I am using R to create an API request for data from a website and, as you can see from below, there is a lot of repetition in my code. This is created by the limitations of the site's API.
I would like to create a loop where the content of the text iterates through the years in the first text string and automatically creates Df1 through Df5. Then, passing this string through command1, then command2 but without those repetitions, too.
Hopefully, the question is clear and you can help
Thanks :)
Df1 <- "search \\\“yyy\\\” where year in [2021] and in [\"xxxxxx\"] return zzz"
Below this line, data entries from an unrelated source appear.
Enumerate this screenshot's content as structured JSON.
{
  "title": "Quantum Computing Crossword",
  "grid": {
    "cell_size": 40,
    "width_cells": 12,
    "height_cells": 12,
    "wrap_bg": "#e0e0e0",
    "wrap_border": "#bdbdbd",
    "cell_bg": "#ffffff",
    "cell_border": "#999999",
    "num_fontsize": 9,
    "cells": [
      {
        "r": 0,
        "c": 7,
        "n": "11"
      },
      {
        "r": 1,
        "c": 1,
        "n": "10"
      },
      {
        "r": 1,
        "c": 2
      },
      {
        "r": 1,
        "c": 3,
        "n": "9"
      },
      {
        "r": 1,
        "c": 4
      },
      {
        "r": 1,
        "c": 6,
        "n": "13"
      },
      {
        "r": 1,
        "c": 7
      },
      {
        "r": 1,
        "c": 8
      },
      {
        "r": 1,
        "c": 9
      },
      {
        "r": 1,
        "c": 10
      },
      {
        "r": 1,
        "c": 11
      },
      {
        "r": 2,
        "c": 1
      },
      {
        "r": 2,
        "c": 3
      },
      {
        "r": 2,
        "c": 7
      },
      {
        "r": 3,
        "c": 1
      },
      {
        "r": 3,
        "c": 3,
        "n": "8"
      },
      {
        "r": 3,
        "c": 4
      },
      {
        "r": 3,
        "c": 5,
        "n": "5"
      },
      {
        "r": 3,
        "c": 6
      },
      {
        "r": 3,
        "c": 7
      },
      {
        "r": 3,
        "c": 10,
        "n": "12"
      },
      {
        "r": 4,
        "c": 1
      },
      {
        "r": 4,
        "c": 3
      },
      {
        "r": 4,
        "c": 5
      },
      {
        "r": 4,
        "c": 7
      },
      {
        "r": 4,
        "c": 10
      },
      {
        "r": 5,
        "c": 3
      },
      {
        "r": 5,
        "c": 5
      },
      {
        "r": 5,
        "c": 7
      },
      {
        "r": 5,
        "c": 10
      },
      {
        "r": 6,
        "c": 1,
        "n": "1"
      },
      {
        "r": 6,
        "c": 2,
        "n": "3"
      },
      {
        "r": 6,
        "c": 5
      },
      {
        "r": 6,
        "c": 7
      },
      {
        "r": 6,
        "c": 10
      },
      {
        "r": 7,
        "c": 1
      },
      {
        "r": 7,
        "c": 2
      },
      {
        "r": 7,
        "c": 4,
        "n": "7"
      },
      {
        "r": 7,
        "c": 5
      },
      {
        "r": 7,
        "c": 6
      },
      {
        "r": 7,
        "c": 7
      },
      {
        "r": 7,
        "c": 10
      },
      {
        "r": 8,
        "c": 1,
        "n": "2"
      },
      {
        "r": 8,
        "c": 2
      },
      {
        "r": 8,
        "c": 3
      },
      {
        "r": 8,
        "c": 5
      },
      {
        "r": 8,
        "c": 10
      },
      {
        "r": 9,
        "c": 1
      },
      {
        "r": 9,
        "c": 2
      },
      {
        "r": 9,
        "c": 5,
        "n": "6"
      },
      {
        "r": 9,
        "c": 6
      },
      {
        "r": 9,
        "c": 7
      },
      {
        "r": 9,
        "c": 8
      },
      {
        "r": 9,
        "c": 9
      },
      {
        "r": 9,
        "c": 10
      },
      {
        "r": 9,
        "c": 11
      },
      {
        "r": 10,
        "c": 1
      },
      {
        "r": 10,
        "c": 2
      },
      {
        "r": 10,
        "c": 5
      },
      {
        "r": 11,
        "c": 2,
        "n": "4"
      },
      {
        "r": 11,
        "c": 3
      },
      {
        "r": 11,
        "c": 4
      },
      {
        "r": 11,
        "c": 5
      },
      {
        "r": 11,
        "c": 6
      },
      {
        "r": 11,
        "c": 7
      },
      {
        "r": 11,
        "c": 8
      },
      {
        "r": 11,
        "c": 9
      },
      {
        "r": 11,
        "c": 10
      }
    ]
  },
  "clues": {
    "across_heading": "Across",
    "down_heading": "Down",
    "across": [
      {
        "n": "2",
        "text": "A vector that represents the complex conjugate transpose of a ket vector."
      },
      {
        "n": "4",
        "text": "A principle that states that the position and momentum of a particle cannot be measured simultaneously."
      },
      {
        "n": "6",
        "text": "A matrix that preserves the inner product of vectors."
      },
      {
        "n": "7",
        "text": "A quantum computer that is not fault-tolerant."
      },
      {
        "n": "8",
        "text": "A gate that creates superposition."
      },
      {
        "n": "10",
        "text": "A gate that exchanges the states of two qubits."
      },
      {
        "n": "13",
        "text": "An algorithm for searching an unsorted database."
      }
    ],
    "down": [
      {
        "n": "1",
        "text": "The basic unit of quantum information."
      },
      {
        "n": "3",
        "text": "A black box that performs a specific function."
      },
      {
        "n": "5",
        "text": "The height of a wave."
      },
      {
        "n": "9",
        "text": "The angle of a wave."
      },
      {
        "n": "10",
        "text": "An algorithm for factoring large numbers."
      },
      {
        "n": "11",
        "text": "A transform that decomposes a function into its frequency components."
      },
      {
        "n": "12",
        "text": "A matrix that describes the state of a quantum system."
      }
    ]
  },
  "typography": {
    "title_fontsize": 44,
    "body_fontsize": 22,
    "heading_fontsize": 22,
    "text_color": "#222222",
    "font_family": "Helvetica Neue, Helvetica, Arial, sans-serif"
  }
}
Df2 <- "search \\\“yyy\\\” where year in [2020] and in [\"xxxxxx\"] return zzz"
Df3 <- "search \\\“yyy\\\” where year in [2019] and in [\"xxxxxx\"] return zzz"
Df4 <- "search \\\“yyy\\\” where year in [2018] and in [\"xxxxxx\"] return zzz"
Df5 <- "search \\\“yyy\\\” where year in [2017] and in [\"xxxxxx\"] return zzz"
Df1 <- command1(query = Df1, token = token)
Df2 <- command1(query = Df2, token = token)
Df3 <- command1(query = Df3, token = token)
Df4 <- command1(query = Df4, token = token)
Df5 <- command1(query = Df5, token = token)
Final_Df1 <- command2(Df1, dbsource = "APISource", format = "api")
Final_Df2 <- command2(Df2, dbsource = "APISource", format = "api")
Final_Df3 <- command2(Df3, dbsource = "APISource", format = "api")
Final_Df4 <- command2(Df4, dbsource = "APISource", format = "api")
Final_Df5 <- command2(Df5, dbsource = "APISource", format = "api")
Data_Frame <- rbind(Final_Df1, Final_Df2, Final_Df3, Final_Df4, Final_Df5)
CodePudding user response:
This problem looks like as if metaprogramming is needed but actually it doesn't, if all you need is the final data frame for the rest of the program. I would do sth like:
do_query <- function(y, year, x, z, token, dbsource="APISource", format="api") {
s <- paste0("search \\\"", y, "\\\" where year in [", year, "] and in [\"", x, "\"] return ", z)
df <- command1(query=s, token=token)
command2(df, dbsource = dbsource, format = format)
}
do_queries <- function(params_list) {
# the params list is a list of the parameters as named lists
dfs <- lapply(params_list, function(params) do.call(do_query, params)) # this returns a list of data frames
rbind(dfs) # this merges them to one single data frame # eventually you have to correct row_names
}
# use it like this:
# generate the params_list:
params_list <- lapply(rev(2017:2021), function(year) list(y="yyy",
year=year,
x="xxxxx",
z="zzz"))
# and then call do_queries over it
df <- do_queries(params_list)
Okay, probably, do.call
counts as metaprogramming.
If you in such a function want an assignment at one evaluation level over that of the function done, theoretically, you could do sth like:
assign_strings <- function(years, y="yyy", x="xxxxx", z="zzz") {
n <- length(years)
strings <- sapply(years, function(year) paste0("search \\\"", y, "\\\" where year in [", year, "] and in [\"", x, "\"] return ", z))
for (i in 1:n) {
assign(paste0("Df", i), strings[i])
}
}
# Then,
assign_strings(rev(2017:2021))
# will do exactly what you want for the first.
But this code is not very readable. Especially, Variables "Df1", "Df2", ... are generated, yet you can't nowhere see them in the code defined
in the form Df1 <- ...
, Df2 <- ...
- so you are lost when searching where they were initiated.
Therefore, it is better so have all such variables in ONE list
together, and give the list names, so that you can call them like:
dfs["Df1"]
, dfs["Df2"]
or Df[1]
, Df[2]
...
And you know exactly when and where you created the dfs
or Df
object/list.